Johnson continues with this quip:

[Yes…yes…I can hear the Reformed Baptists snicker in the background, “Yeah yeah see we told you it’s not true doctrine otherwise we’d see it in the early fathers”…but really, who cares about their opinion since they would reject the doctrine even if we found huge explicit support for it in the earliest days of the fathers?…AS IF they held any value to the fathers in the first place!]

I have documented Mr. Johnson’s “extend all possible grace to those in the direction you are traveling, but spit on those who are where you know in your heart you once were” method of ecumenism in the past. Here is another example. As a Reformed Baptist, I do hold to sola scriptura. I do believe if something is going to be a dogmatic assertion, it must be taught in Scripture. Such was once normative in non-Roman Catholic circles. It still is for Reformed Baptists. But Mr. Johnson knows better when he says Reformed Baptists see no ‘value’ in early Christian writers. First, in the context of the Marian dogmas and Rome, it is Rome who often claims her beliefs are “apostolic” in origin, hence, when you have century after century go by in utter silence of what Rome has, in modern times, said is dogmatic Christian truth, the relevance and importance if obvious to all but the most jaded observers. Secondly, Mr. Johnson was once a student at a school where I taught…church history. He knows Reformed Baptists can appreciate the writings of Christians from the past without investing in them some kind of “traditional authority” that turns their viewpoints into a “lens” through which divine truth must pass before it can be truly understood or acted upon. But it is so easy to heap this kind of rhetoric on those who have remained consistent in their beliefs while you have swerved radically in all sorts of different directions.

Finally, Johnson opines,

We forget too that Athanasius and other greats of the Christian faith clearly involved themselves in commemorating Mary and honoring her beyond what certain fundamentalist types deem as acceptable orthopraxy.

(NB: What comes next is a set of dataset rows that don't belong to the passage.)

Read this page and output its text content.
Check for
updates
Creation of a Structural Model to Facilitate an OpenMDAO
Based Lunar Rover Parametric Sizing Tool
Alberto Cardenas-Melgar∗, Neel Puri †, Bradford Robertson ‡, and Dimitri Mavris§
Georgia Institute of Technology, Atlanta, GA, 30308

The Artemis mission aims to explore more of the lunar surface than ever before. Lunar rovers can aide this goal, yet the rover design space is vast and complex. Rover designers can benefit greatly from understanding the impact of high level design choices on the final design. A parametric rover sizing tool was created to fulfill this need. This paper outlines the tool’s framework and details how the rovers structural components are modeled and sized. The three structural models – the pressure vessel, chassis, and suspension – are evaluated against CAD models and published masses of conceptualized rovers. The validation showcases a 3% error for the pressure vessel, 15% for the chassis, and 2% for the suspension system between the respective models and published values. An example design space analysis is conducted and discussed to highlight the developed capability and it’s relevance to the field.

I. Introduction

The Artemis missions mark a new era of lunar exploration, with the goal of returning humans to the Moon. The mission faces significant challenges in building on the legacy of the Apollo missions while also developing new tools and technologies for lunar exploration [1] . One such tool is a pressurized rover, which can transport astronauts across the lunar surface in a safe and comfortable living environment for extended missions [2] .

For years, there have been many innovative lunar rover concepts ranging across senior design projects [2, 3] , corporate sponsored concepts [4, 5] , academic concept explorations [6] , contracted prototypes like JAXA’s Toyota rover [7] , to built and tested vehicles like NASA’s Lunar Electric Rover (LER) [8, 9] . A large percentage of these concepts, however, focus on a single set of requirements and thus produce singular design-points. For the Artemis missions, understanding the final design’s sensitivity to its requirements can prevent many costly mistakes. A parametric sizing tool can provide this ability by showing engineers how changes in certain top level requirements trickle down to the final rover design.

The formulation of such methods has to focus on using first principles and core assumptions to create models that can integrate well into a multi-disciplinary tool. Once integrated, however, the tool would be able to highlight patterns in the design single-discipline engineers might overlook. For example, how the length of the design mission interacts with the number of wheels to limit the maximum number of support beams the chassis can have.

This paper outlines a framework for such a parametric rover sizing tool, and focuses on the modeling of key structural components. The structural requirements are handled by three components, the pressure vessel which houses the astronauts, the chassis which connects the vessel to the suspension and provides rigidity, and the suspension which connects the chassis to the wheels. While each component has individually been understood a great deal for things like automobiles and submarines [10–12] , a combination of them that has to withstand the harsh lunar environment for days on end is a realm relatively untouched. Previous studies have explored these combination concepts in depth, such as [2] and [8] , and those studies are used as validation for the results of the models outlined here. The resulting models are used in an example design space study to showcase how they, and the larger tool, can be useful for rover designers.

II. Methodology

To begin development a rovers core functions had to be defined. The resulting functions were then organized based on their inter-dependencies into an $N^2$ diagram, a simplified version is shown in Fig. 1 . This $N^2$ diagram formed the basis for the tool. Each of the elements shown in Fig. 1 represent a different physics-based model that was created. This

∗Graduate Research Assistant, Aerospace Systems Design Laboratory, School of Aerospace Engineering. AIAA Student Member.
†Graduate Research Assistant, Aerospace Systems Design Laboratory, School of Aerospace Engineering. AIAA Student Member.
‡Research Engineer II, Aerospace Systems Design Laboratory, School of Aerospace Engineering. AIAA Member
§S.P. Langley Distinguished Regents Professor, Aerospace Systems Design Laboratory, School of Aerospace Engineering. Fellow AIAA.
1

Mr. Johnson may forget such things—I surely do not. Is it his position that one must accept everything someone believes to appreciate their lives or their testimony to the grace of God? Does Mr. Johnson believe everything Athanasius believed? If not, what standard does he use to evaluate even the great bishop of Alexandria? I use Scripture, that unchanging plumb-line of truth. Given Mr. Johnson’s movement from this church to that, this viewpoint to that viewpoint, what is his standard? Or does the question reveal its own answer?